Cette commission d'enquête parlementaire, dont le président est Arthur Delaporte et la rapporteuse Laure Miller, avait pour ambition de porter le regard sur les effets psychologiques du réseau social TikTok, particulièrement utilisé chez les mineurs. En 2023 déjà, une commission d’enquête sénatoriale s’était penchée sur le réseau social et avait analysé sa stratégie d’influence et de recueil des données.
Ce nouveau rapport sort après six mois de travaux et 178 auditions d’experts, de psychologues, d’influenceurs, de parents et de jeunes.

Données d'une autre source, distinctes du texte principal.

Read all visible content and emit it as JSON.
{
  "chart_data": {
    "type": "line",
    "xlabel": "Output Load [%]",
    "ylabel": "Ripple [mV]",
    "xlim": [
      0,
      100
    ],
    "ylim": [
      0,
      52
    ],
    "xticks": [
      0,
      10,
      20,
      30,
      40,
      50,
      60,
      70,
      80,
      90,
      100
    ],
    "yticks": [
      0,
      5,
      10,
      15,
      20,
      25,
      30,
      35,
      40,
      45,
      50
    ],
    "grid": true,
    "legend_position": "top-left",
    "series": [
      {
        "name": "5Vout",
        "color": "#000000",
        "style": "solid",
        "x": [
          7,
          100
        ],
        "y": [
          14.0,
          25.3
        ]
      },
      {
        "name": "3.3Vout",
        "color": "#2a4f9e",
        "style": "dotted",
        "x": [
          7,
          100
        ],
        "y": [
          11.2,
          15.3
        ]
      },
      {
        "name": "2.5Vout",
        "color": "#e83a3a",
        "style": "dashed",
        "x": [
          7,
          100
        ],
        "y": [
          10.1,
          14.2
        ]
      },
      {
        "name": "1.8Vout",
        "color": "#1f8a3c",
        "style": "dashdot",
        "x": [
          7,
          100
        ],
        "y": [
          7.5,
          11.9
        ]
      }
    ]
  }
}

Il dresse un constat alarmant quant à l’utilisation de TikTok par les jeunes adolescents, favorisant l'émergence de phénomènes radicaux et établissant des terreaux fertiles pour d'éventuels processus de radicalisation. Le rapport propose également une liste de 43 recommandations.
Des contenus "toxiques, dangereux, addictifs"
C’est ainsi qu’Arthur Delaporte qualifie les contenus proposés par la plateforme aux jeunes. Ils sont plus de 15 millions en France à l’utiliser, avec 1h47 de temps moyen passé sur le réseau social en 2022. Ces utilisateurs seraient soumis à une quantité astronomique d’images violentes avec des effets psychologiques dévastateurs. Des contenus violents à l’origine de traumatismes, mais aussi des contenus dégradants et dépréciatifs alimentant une mauvaise estime de soi pour de nombreux jeunes. Le rapport note que les jeunes filles seraient particulièrement exposées à ces contenus dégradants tandis que les garçons seraient plus touchés par des contenus racistes, antisémites, sexistes ou masculinistes. Le rapport ajoute que la plateforme « ne se limite pas à accentuer des troubles psychiques existants : elle semble, à elle seule, en favoriser l’émergence ». Dès lors, TikTok favoriserait les phénomènes de passage à l’acte en termes d’automutilation ou de suicide par exemple.
Le principe de « défilement infini » des contenus est lui aussi pointé du doigt parce que favorisant une addiction à la plateforme, en particulier pour les contenus les plus choquants et violents. De même, les effets des « bulles algorithmiques » sont eux aussi dénoncés, empêchant les utilisateurs de visionner des contenus aux points de vue diversifiés et favorisant des prises de position dogmatiques, sans nuance, et parfois complotistes.
Face à ces écueils, la modération de la plateforme est présentée comme « insuffisante, inégale et négligente » par les rapporteurs. En effet, le budget alloué à celle-ci ainsi que les actions entreprises seraient loin d’être à la hauteur des besoins. Le manque de transparence de la plateforme à ce sujet est lui aussi pointé du doigt.
Interdiction et couvre-feu numérique - Les recommandations
Face à ce constat sans équivoque, les rapporteurs dressent une liste de 43 recommandations. Parmi elle, Laure Miller préconise une interdiction d’accès aux réseaux sociaux (incluant TikTok mais pas uniquement) aux mineurs de moins de 15 ans. Notons que le président de la commission d’enquête, Arthur Delaporte, ne se trouve pas en accord avec cette proposition pour sa collègue. Les deux parlementaires se retrouvent cependant sur la nécessité de renforcer le contrôle d’accès aux plateformes selon l’âge.
Pour les jeunes de 15 à 18 ans, le rapport propose l’établissement d’un « couvre-feu numérique » de 22h à 8h afin d’éviter l’utilisation nocturne des réseaux sociaux dont les effets pernicieux sur le développement cognitif des jeunes sont nombreux.
Parmi les autres recommandations, le rapport préconise une interdiction des portables dans les collèges et lycées, tout en insistant sur l'importance de repenser l’utilisation des outils numériques en matière scolaire (les élèves ayant par exemple besoin d’un téléphone ou d’un ordinateur pour accéder à Pronote ou à certains cours). Le rapport recommande aussi de vastes campagnes de sensibilisation sur les effets psychologiques de réseaux sociaux, pour les jeunes, les parents et tout citoyen. Enfin, les rapporteurs préconisent une alliance européenne dans les moyens de régulation à imposer aux plateformes ou encore la limitation d’utilisation de certaines fonctionnalités selon l’âge des utilisateurs, comme le « défilement infini ».